The main ingredient in a tenderizing marinade is an acid that breaks down the tough fibers in meat. Common acids are citrus juices, vinegars, wines, and yogurt. Fresh pineapple and papaya contain natural enzymes that function as tenderizers.
- Mix marinade several hours before using so the flavors meld.
- Marinade should cover the meat completely to be effective. To save on marinade, one trick is to half cover the meat then flip it halfway through the marinade process.
- Marinate fish 30 minutes maximum. Longer and the fish will 'cook' in the marinade's acid, much like ceviche.
- Tough cuts of beef should soak for several hours since the goal is to break down fibers.
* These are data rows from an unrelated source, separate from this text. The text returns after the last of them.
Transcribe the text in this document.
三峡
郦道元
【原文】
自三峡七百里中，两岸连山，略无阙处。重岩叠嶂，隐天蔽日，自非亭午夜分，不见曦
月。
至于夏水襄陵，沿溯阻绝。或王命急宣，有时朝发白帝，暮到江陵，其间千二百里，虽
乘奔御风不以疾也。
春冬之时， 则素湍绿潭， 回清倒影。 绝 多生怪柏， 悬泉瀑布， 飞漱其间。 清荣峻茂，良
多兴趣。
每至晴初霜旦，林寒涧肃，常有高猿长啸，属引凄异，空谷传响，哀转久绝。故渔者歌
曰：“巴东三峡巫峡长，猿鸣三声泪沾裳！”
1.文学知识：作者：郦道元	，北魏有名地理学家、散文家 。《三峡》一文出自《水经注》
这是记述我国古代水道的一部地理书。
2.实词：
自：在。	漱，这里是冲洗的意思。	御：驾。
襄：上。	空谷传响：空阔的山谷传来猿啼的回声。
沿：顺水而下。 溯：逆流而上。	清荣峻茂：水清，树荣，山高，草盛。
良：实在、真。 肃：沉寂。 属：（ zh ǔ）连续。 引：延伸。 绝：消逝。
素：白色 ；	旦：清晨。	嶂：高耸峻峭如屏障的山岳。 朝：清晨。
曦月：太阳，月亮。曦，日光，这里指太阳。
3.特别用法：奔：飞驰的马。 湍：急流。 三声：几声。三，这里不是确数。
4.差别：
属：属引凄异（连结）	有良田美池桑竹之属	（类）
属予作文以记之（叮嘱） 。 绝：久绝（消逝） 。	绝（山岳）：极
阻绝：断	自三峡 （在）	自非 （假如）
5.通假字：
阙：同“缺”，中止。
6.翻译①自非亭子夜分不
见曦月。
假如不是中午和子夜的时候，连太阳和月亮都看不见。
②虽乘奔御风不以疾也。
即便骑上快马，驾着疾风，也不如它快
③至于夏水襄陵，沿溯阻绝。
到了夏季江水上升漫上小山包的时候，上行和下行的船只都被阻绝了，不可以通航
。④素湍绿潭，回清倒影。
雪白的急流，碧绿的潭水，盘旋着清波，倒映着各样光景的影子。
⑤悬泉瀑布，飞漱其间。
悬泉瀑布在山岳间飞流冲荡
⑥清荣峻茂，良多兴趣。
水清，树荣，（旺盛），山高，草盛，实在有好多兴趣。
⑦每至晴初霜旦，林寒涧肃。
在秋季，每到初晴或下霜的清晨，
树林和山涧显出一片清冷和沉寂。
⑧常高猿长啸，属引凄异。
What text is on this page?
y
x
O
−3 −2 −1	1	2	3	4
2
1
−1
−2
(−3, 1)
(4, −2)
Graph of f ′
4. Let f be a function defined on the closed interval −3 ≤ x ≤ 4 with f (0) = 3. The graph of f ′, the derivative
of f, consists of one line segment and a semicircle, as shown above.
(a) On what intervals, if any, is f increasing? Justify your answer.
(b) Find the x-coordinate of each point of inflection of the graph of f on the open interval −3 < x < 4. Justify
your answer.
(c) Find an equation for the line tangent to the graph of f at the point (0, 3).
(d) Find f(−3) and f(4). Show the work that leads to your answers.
- Marinate pork and chicken about 2 hours. Chicken gets mushy if it is marinated too long.
- Meats should be covered and refrigerated while marinating to prevent bacterial growth.
- Since marinades contain acid, use the proper container. Glass is the best followed by ceramic dishes, stainless steel bowls, plastic bowls or plastic bags.
- Using a plastic bag saves cleanup because it can be discarded after use.
- Marinade only permeates the meat about 1/4 of an inch, regardless of how long it is soaked. To marinate larger cuts of meat marinade must be injected.
- Do not reuse marinade. It contains bacteria since it came in contact with raw meat. If you must, boil it thoroughly.
- Do not marinate frozen or partially frozen meats. When they unthaw the marinade will become diluted.
- Pat the meat dry before marinating.